Generously drizzle two large baking trays or dripping pans with olive oil grease everything thoroughly.
The T Thoroughly wash, skin (see above) and remove the stem.
Halving and placing the halves of tomatoes on the trays with the cut edge facing down.Distribute evenly over the two sheets.
Wash herbs as required, shake dry and spread evenly over the twigs on the twig.
Distribute the sheets evenly in the oven when using circulating air and push in at the same time. When using only one sheet or top and bottom heat, put the tray on the middle ledge in the oven.
Cook the tomatoes slowly with the oven door closed for about 2 hours until lightly caramelized and softened.
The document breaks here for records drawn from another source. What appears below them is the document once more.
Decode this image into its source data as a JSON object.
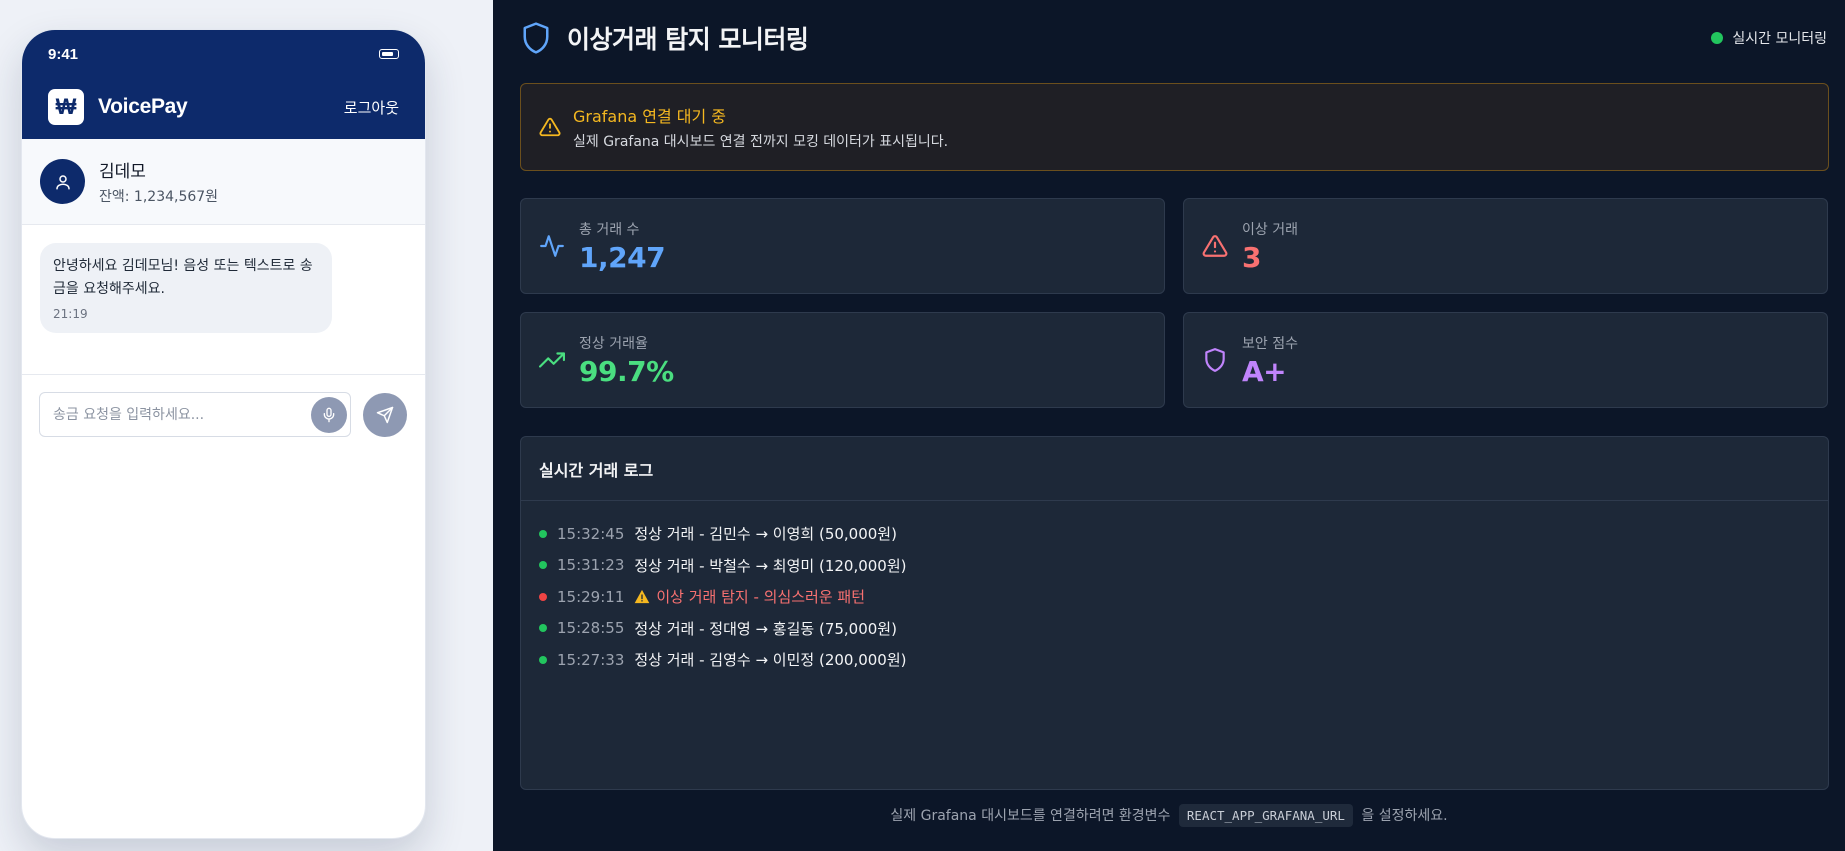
{
  "phone": {
    "status_time": "9:41",
    "brand_logo": "₩",
    "brand_name": "VoicePay",
    "logout_label": "로그아웃",
    "user": {
      "name": "김데모",
      "balance": "잔액: 1,234,567원"
    },
    "messages": [
      {
        "text": "안녕하세요 김데모님! 음성 또는 텍스트로 송금을 요청해주세요.",
        "time": "21:19"
      }
    ],
    "input": {
      "placeholder": "송금 요청을 입력하세요...",
      "value": ""
    },
    "icons": {
      "avatar": "user-icon",
      "mic": "microphone-icon",
      "send": "send-icon",
      "battery": "battery-icon"
    }
  },
  "dashboard": {
    "title": "이상거래 탐지 모니터링",
    "title_icon": "shield-icon",
    "live_status": "실시간 모니터링",
    "alert": {
      "title": "Grafana 연결 대기 중",
      "description": "실제 Grafana 대시보드 연결 전까지 모킹 데이터가 표시됩니다.",
      "icon": "warning-icon"
    },
    "stats": [
      {
        "label": "총 거래 수",
        "value": "1,247",
        "icon": "activity-icon",
        "color": "#60a5fa"
      },
      {
        "label": "이상 거래",
        "value": "3",
        "icon": "alert-triangle-icon",
        "color": "#f87171"
      },
      {
        "label": "정상 거래율",
        "value": "99.7%",
        "icon": "trending-up-icon",
        "color": "#4ade80"
      },
      {
        "label": "보안 점수",
        "value": "A+",
        "icon": "shield-icon",
        "color": "#c084fc"
      }
    ],
    "log": {
      "title": "실시간 거래 로그",
      "entries": [
        {
          "time": "15:32:45",
          "message": "정상 거래 - 김민수 → 이영희 (50,000원)",
          "status": "normal"
        },
        {
          "time": "15:31:23",
          "message": "정상 거래 - 박철수 → 최영미 (120,000원)",
          "status": "normal"
        },
        {
          "time": "15:29:11",
          "message": "이상 거래 탐지 - 의심스러운 패턴",
          "status": "anomaly"
        },
        {
          "time": "15:28:55",
          "message": "정상 거래 - 정대영 → 홍길동 (75,000원)",
          "status": "normal"
        },
        {
          "time": "15:27:33",
          "message": "정상 거래 - 김영수 → 이민정 (200,000원)",
          "status": "normal"
        }
      ]
    },
    "footer": {
      "before": "실제 Grafana 대시보드를 연결하려면 환경변수",
      "code": "REACT_APP_GRAFANA_URL",
      "after": "을 설정하세요."
    },
    "colors": {
      "normal": "#22c55e",
      "anomaly": "#ef4444",
      "warning": "#f5b820"
    }
  }
}
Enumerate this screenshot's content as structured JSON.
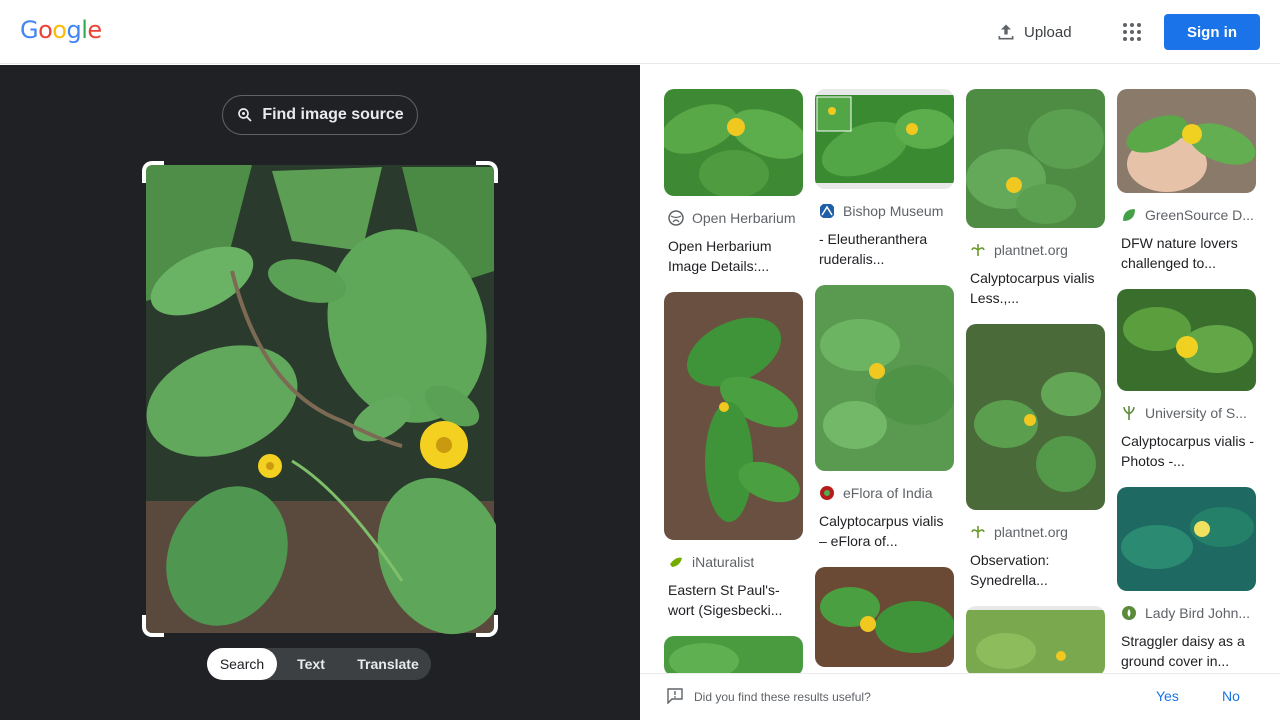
{
  "header": {
    "logo_letters": [
      "G",
      "o",
      "o",
      "g",
      "l",
      "e"
    ],
    "upload_label": "Upload",
    "apps_icon": "apps-grid-icon",
    "signin_label": "Sign in"
  },
  "lens": {
    "find_source_label": "Find image source",
    "modes": [
      "Search",
      "Text",
      "Translate"
    ],
    "active_mode": "Search"
  },
  "results": [
    {
      "source": "Open Herbarium",
      "title": "Open Herbarium Image Details:...",
      "icon": "globe-icon"
    },
    {
      "source": "iNaturalist",
      "title": "Eastern St Paul's-wort (Sigesbecki...",
      "icon": "inaturalist-leaf-icon"
    },
    {
      "source": "Bishop Museum",
      "title": "- Eleutheranthera ruderalis...",
      "icon": "bishop-museum-icon"
    },
    {
      "source": "eFlora of India",
      "title": "Calyptocarpus vialis – eFlora of...",
      "icon": "eflora-icon"
    },
    {
      "source": "plantnet.org",
      "title": "Calyptocarpus vialis Less.,...",
      "icon": "plantnet-icon"
    },
    {
      "source": "plantnet.org",
      "title": "Observation: Synedrella...",
      "icon": "plantnet-icon"
    },
    {
      "source": "GreenSource D...",
      "title": "DFW nature lovers challenged to...",
      "icon": "leaf-icon"
    },
    {
      "source": "University of S...",
      "title": "Calyptocarpus vialis - Photos -...",
      "icon": "university-icon"
    },
    {
      "source": "Lady Bird John...",
      "title": "Straggler daisy as a ground cover in...",
      "icon": "lady-bird-icon"
    }
  ],
  "feedback": {
    "question": "Did you find these results useful?",
    "yes": "Yes",
    "no": "No"
  },
  "colors": {
    "accent": "#1a73e8",
    "dark_bg": "#202124",
    "leaf_green": "#3f9a3a",
    "flower_yellow": "#f4d020"
  }
}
Increase the temperature to 200 ° C top and bottom heat or 180 ° C healing air (or circulating air) and continue to cook the tomatoes for about 20-30 minutes until they brown well, but do not burn Using two plates at the same time, they should be changed halfway each other to ensure that everything cooks evenly.
Remove the finished tomatoes from the oven, remove the twigs and place everything in a heat-resistant blender (or Thermomix). or in a large, heat-resistant bowl or in a pot. Blend the sauce with the Blender, Thermomix or a blender until the desired lumpy or smooth consistency is achieved. Season with sea salt and freshly ground black pepper.
Then the sauce can be portioned into freezer containers and frozen.
Or you can cook them to make them last longer Of course, you can also immediately with fresh pasta (I prefer the varieties of Ppura for, in the pictures are the Pappardelle to see) and Serve with freshly grated cheese.
For this purpose, 6-8 clean canning jars (jam jars, sauce jars, etc. are of course also possible) with about 200 ml content on a baking tray at 150 ° C. The oven is sterilized for 15 minutes.
The lids are prepared in boiling water for 5 minutes.
The still-hot toasted tomato sauce is filled directly into the cooled glasses with a jar and sealed with the still hot lids.
I'm putting di Put the jars in a pot, either with a matching wire rack or a dish towel on the floor, and pour in enough warm water until the glasses are 3/4 of the water.
I bring the water to a boil, then switch to one low level and leave the glasses in the simmering water for 45 minutes.
Then cool to room temperature on a grid.
Once cooled, test whether all jars are vacuumed to have. If a lid bulges or gives way to pressure, you should rather put the glass in the fridge and use it soon.